Devlog #35 - Narrative Structure & Dynamic Personality

Hello!
It's time for another devlog, this time about Brassica's narrative structure and the way you can influence the protagonist's, Saffron's, personality (and all the consequences this has).
PECTIN had to take a break from this devlog due to scheduling complications, but he'll be back with more character design insights next time!

Before we begin though, we just wanted to quickly announce that we'll be at the A MAZE. festival in Berlin in just over a month! This will be our first time attending such an event without also exhibiting one of our games so we're excited that this time around we'll get to see more of the event itself and meet lots of new people. So if you're there as well, feel free to say hi to us!

But on to the main part of this devlog:

Narrative Structure

As I explained in the last devlog, visually Brassica's presentation is very much inspired by puppet theaters. Just as the UI and the text box size had an influence on the writing itself, the overall presentation did, too.
To further reinforce this idea that the player is like the audience of a play, we decided to make the narrator their own character this time.
In the narrative, they're technically the one pulling the strings and telling the story but for most of Act 1 this isn't very apparent yet.
From the beginning it's clear that the narrator is separate from Saffron, but the first time they actually address the player directly is at the very end after the curtain has already fallen again.

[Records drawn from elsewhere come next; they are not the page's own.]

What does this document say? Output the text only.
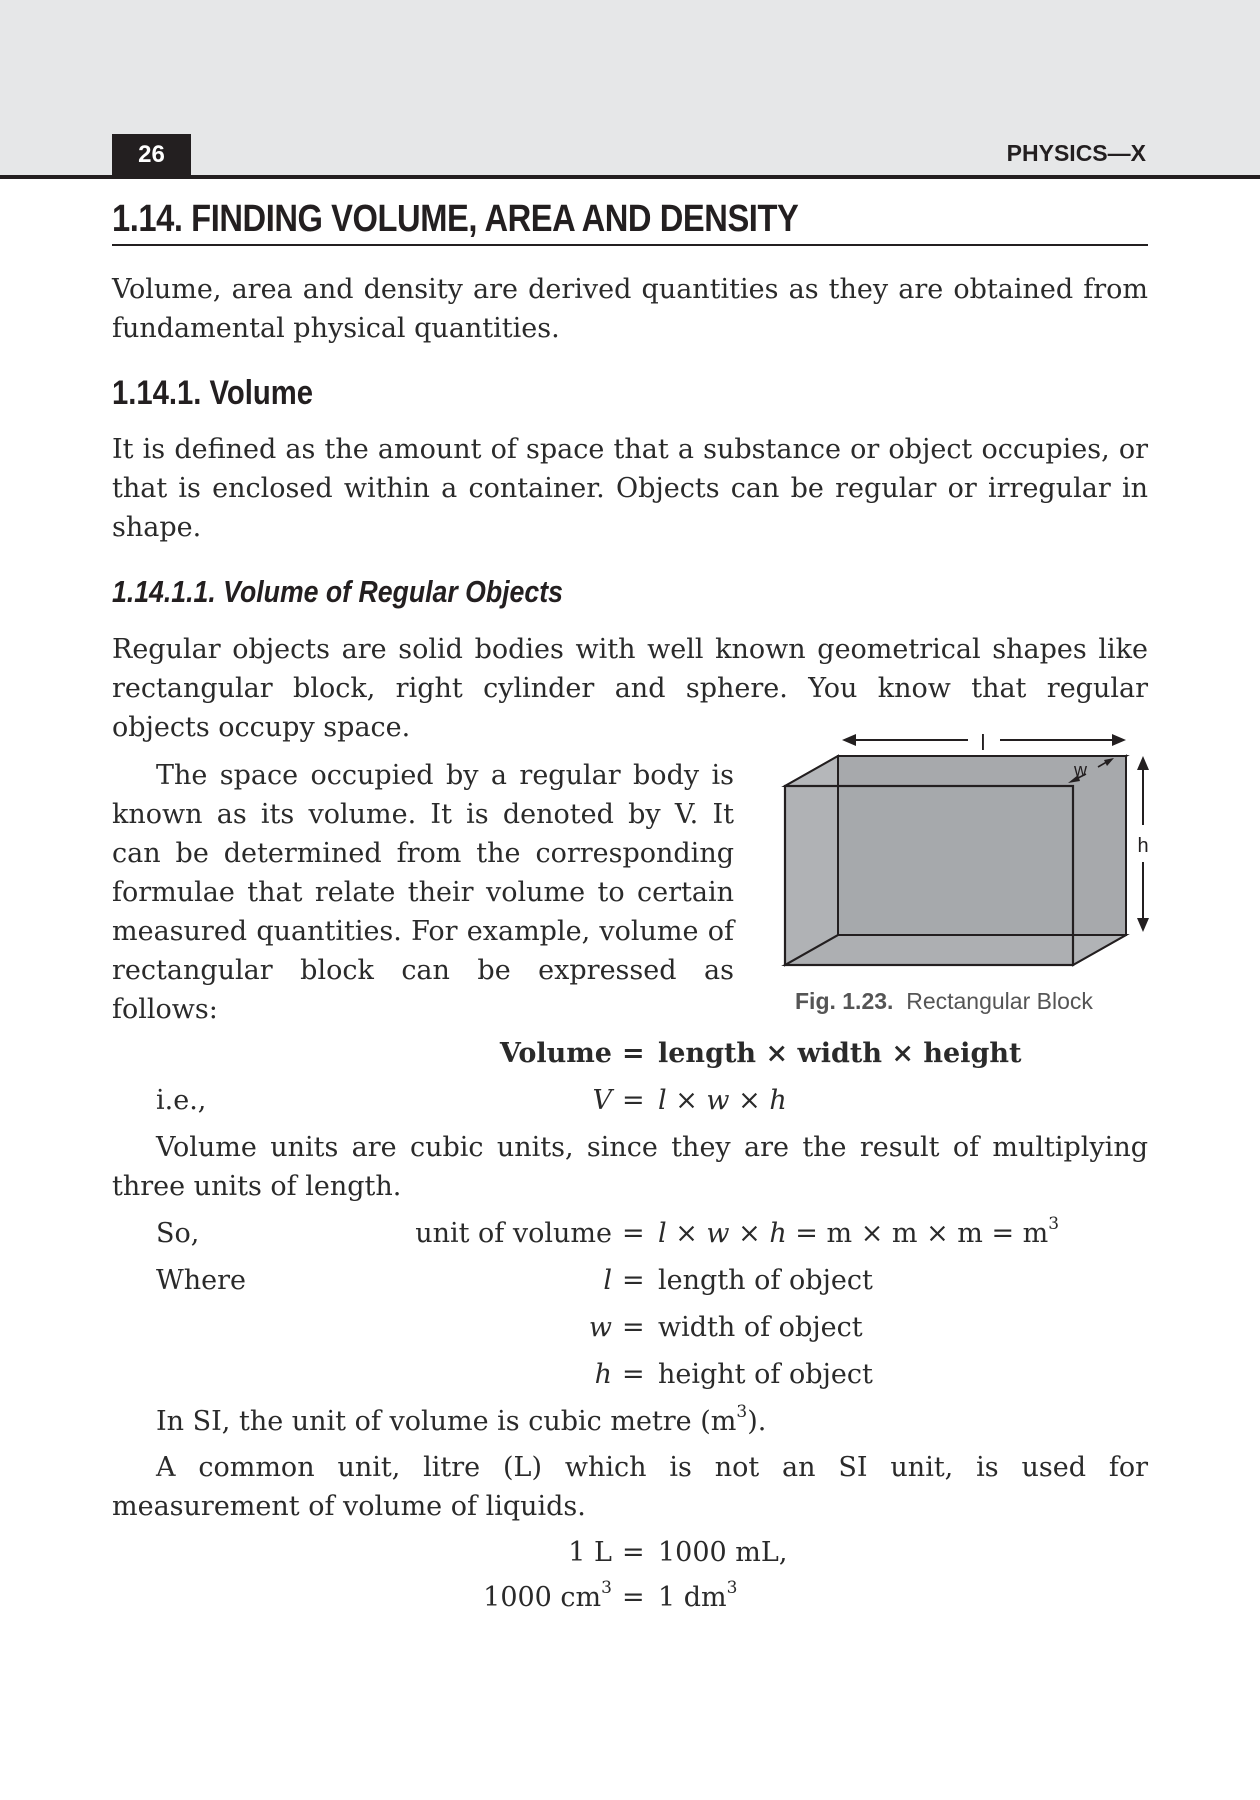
26	PHYSICS—X
1.14. FINDING VOLUME, AREA AND DENSITY
Volume, area and density are derived quantities as they are obtained from fundamental physical quantities.
1.14.1. Volume
It is defined as the amount of space that a substance or object occupies, or that is enclosed within a container. Objects can be regular or irregular in shape.
1.14.1.1. Volume of Regular Objects
Regular objects are solid bodies with well known geometrical shapes like rectangular block, right cylinder and sphere. You know that regular objects occupy space.
The space occupied by a regular body is known as its volume. It is denoted by V. It can be determined from the corresponding formulae that relate their volume to certain measured quantities. For example, volume of rectangular block can be expressed as follows:
l
w
h
Fig. 1.23. Rectangular Block
Volume = length × width × height
i.e.,	V = l × w × h
Volume units are cubic units, since they are the result of multiplying three units of length.
So,	unit of volume = $l \times w \times h = m \times m \times m = m^3$
Where	l = length of object
w = width of object
h = height of object
In SI, the unit of volume is cubic metre $(m^3)$.
A common unit, litre (L) which is not an SI unit, is used for measurement of volume of liquids.
1 L = 1000 mL,
1000 $cm^3 = 1$ $dm^3$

Since the narrator doesn't appear in the story itself, we had thought about other ways to include them in the narrative since it wouldn't make much sense to make them a character but not give them any significance outside of telling the story.
In the context of a theater performance it made the most sense to us to let the narrator (or performer) and the player (or audience) interact with each other. Especially in children's theater it's fairly common that the actors will ask the audience to do something or ask them a question to keep them engaged in the play. In the format of a visual novel this seemed like a great parallel for the choices so we decided to treat them similarly.

Aside from improvisational theater, the audience usually doesn't have much say in the actual course of a play though, so this was another issue we had to address. The most interesting idea to us was to create a rift between the story the narrator wanted to tell and the story the audience wants to see.
Initially we had planned to treat this more like a conflict and almost made the narrator the antagonist.
Because the player would basically force the narrator to change their story, they would in turn expect the player to take it in a direction that is coherent and makes sense.
With this idea, in-game choices would have been a lot more stressful and we would have had to include various forms of a fail-state at all branching points so even if it might have been interesting in theory, we quickly realized that for the kind of lighthearted story we wanted to tell with Brassica, it didn't really fit and actually took away from the experience.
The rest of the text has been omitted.